As a field CTO, I see this gap playing out in real time. Smart companies are bridging it by upskilling their teams, embedding security into the AI lifecycle, and leaning into tools that give the SOC clear visibility into model behavior. With GenAI automating tier-1 triage and serving as an on-demand mentor, 86% of security leaders say they can now hire more entry-level analysts, and 65% believe their senior staff will be more productive.
Why security and observability are non-negotiable
I’ll be blunt: If you don’t know how your AI systems are behaving, they’re already a liability.
We’ve spent years telling organizations to break down silos between IT and security. AI introduces a new silo between data science and security, and it’s even more dangerous, because it’s often invisible. Observability isn’t just about uptime or latency anymore. It’s about intent, trust, and control.
Think about the questions you should be able to answer:
Is your LLM leaking customer data through responses?
Are unauthorized users probing your inference endpoints?
Did your model’s behavior suddenly drift after a retraining?
Without observability, you’re left guessing. And when AI systems go off the rails, they do it fast.
This is why I’m bullish on building AI security into day-zero architecture discussions, not bolting it on after deployment. Start with a posture of “AI is just another workload,” then harden it like you would your production stack.

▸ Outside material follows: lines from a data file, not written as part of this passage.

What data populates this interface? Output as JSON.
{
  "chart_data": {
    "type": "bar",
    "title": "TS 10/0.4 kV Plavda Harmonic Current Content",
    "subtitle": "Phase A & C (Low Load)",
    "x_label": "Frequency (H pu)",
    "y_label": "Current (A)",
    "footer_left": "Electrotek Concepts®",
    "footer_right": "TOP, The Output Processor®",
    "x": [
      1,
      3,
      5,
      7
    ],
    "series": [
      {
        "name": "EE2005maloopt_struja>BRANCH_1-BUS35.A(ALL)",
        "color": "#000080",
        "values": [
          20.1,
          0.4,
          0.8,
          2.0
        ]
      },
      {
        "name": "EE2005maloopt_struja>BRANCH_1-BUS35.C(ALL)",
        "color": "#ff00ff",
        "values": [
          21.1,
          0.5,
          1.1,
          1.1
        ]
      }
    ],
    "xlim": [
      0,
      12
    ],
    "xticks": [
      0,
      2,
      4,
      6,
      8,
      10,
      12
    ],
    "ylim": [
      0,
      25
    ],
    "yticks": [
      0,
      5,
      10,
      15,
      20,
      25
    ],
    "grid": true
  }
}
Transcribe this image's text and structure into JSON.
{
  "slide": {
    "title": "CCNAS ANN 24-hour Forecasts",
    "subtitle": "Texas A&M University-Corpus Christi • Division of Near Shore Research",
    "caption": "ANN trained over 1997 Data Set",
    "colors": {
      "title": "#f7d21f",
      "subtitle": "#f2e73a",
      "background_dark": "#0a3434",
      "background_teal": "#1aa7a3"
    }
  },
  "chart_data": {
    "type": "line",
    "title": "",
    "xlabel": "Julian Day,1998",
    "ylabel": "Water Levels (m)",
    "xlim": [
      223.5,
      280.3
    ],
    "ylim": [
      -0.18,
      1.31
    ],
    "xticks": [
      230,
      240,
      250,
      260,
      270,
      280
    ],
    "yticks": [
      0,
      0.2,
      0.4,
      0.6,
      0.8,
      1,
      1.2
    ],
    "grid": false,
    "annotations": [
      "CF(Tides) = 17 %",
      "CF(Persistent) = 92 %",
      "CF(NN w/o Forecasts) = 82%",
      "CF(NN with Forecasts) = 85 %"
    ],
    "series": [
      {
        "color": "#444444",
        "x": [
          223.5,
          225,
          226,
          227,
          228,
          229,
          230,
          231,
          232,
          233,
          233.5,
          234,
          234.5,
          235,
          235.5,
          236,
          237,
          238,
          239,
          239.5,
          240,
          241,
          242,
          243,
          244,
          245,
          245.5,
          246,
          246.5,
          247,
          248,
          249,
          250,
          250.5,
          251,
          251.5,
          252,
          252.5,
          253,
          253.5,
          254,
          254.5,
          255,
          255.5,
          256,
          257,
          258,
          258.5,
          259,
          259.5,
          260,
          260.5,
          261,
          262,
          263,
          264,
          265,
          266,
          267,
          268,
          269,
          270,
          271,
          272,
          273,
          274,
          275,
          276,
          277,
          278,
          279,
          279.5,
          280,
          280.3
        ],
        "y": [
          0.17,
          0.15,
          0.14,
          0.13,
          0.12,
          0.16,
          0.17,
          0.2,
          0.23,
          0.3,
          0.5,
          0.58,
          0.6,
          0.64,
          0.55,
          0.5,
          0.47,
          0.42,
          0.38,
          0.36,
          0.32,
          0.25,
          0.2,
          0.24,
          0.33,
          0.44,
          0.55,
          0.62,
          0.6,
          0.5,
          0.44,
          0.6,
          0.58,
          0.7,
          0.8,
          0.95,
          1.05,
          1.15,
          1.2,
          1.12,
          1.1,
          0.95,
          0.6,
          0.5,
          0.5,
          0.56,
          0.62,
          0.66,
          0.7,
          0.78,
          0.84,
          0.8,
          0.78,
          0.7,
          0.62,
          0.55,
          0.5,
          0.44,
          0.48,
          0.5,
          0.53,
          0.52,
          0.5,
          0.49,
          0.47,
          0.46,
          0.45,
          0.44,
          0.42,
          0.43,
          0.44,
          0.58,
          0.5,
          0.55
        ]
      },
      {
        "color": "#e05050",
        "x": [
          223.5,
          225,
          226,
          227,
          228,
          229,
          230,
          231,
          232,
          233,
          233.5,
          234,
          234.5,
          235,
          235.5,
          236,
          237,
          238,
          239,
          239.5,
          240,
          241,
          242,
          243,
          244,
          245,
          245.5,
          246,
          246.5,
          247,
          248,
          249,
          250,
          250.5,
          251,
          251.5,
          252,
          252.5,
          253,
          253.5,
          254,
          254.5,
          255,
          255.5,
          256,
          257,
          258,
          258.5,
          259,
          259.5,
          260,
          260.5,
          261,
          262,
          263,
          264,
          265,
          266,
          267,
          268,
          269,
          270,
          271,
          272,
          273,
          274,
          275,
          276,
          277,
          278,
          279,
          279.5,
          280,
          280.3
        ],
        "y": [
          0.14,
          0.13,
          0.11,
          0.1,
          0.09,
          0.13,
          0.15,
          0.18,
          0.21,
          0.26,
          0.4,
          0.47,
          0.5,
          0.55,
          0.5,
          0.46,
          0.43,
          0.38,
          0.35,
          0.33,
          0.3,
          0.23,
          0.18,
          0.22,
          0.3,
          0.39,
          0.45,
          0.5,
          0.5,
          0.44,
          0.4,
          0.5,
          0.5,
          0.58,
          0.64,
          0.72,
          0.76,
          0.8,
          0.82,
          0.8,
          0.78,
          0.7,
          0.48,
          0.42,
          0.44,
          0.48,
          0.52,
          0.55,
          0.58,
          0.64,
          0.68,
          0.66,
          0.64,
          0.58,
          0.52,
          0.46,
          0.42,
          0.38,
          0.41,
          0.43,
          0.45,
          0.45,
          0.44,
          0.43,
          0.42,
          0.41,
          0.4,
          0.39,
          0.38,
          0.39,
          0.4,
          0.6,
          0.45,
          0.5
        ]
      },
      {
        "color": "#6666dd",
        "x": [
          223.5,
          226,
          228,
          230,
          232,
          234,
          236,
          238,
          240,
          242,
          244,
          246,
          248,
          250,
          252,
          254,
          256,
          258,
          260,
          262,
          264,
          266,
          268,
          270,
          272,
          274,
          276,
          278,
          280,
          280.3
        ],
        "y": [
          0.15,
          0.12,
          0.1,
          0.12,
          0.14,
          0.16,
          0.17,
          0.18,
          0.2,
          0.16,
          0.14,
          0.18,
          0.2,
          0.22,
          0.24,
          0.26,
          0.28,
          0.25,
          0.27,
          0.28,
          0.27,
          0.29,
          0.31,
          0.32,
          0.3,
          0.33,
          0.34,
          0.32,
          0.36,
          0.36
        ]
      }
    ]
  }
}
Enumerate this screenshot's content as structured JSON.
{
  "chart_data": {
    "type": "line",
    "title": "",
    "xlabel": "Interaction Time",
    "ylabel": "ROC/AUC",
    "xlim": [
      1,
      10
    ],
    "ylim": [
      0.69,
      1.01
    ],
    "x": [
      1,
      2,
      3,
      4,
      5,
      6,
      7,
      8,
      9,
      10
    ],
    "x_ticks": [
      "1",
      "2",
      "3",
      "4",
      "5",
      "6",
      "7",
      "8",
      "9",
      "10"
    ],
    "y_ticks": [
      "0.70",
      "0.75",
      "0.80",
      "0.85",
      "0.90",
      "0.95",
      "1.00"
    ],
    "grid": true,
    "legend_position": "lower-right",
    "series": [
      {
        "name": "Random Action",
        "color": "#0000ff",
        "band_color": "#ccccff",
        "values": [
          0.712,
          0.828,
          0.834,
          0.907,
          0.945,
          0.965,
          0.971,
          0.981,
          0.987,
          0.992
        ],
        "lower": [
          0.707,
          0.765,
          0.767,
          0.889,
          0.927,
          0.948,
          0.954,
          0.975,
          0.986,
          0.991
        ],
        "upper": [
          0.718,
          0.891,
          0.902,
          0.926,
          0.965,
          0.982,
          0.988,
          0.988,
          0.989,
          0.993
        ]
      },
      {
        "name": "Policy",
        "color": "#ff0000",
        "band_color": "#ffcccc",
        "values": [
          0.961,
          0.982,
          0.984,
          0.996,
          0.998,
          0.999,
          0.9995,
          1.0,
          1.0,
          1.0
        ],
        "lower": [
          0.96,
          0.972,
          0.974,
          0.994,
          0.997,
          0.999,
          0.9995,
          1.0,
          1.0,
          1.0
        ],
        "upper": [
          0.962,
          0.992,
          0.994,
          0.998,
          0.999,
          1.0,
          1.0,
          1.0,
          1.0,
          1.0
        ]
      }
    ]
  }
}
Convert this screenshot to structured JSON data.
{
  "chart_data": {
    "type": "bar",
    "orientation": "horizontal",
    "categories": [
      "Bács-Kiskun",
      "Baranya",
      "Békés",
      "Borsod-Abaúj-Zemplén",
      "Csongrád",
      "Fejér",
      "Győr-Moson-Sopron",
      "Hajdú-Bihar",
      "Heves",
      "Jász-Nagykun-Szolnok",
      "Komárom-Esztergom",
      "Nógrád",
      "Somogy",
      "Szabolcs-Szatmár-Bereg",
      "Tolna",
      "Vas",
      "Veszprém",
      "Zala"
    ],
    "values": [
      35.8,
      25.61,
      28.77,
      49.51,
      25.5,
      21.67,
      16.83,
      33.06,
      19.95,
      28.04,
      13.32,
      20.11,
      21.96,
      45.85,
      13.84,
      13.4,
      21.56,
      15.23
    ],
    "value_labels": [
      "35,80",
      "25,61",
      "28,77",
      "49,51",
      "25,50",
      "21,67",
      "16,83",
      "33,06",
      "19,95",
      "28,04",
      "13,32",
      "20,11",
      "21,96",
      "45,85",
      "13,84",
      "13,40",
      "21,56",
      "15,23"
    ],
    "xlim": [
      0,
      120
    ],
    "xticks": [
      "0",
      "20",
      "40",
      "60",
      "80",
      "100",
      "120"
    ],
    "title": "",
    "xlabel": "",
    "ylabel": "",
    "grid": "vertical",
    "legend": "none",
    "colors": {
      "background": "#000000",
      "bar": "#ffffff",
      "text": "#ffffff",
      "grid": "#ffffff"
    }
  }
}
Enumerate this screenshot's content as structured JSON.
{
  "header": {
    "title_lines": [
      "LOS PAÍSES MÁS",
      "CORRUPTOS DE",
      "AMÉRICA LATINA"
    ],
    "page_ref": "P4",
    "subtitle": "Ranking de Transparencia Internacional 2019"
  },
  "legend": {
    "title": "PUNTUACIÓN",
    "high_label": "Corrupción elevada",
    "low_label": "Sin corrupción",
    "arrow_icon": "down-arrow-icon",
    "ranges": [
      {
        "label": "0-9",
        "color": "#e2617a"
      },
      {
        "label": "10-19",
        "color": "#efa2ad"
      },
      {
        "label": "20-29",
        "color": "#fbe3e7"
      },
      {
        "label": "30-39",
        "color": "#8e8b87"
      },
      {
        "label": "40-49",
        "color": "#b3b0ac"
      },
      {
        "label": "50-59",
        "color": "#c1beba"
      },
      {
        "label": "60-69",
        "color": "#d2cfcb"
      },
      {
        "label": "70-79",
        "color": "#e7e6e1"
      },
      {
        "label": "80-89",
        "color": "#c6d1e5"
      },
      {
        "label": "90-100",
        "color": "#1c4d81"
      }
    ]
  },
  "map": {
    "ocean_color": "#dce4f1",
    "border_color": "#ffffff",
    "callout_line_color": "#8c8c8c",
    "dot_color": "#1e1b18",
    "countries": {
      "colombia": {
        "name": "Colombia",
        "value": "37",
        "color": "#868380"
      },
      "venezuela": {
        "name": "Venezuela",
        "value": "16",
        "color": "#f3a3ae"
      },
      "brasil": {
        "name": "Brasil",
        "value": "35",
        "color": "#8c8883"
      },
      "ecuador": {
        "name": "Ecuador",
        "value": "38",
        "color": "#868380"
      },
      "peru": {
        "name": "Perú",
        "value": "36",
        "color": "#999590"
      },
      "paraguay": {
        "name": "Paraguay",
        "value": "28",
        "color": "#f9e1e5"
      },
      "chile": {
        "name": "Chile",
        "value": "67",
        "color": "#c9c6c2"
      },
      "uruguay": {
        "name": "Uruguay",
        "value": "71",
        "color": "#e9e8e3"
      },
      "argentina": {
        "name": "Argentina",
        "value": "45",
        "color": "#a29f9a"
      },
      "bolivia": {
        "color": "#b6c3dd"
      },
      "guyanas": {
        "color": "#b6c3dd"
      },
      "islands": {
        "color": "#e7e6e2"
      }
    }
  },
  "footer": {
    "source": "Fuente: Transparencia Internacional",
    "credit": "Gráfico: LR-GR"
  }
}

AI success begins with, and depends on, visibility
AI will reshape how we work and compete, but without proper oversight its benefits can quickly become liabilities. The companies that win with AI will be the ones that understand it’s not just about building models. It’s about monitoring them, spotting trouble the moment it begins, and staying resilient, not just innovative. If you’re leading enterprise AI adoption, ask yourself, does your SOC have a clear view of every action your LLMs take? Can your IT team detect data drift in real time? And when regulators come knocking, can your risk and compliance teams trace each model decision back to its source? If the answer to any of these is No, now is the time to strengthen your visibility layer.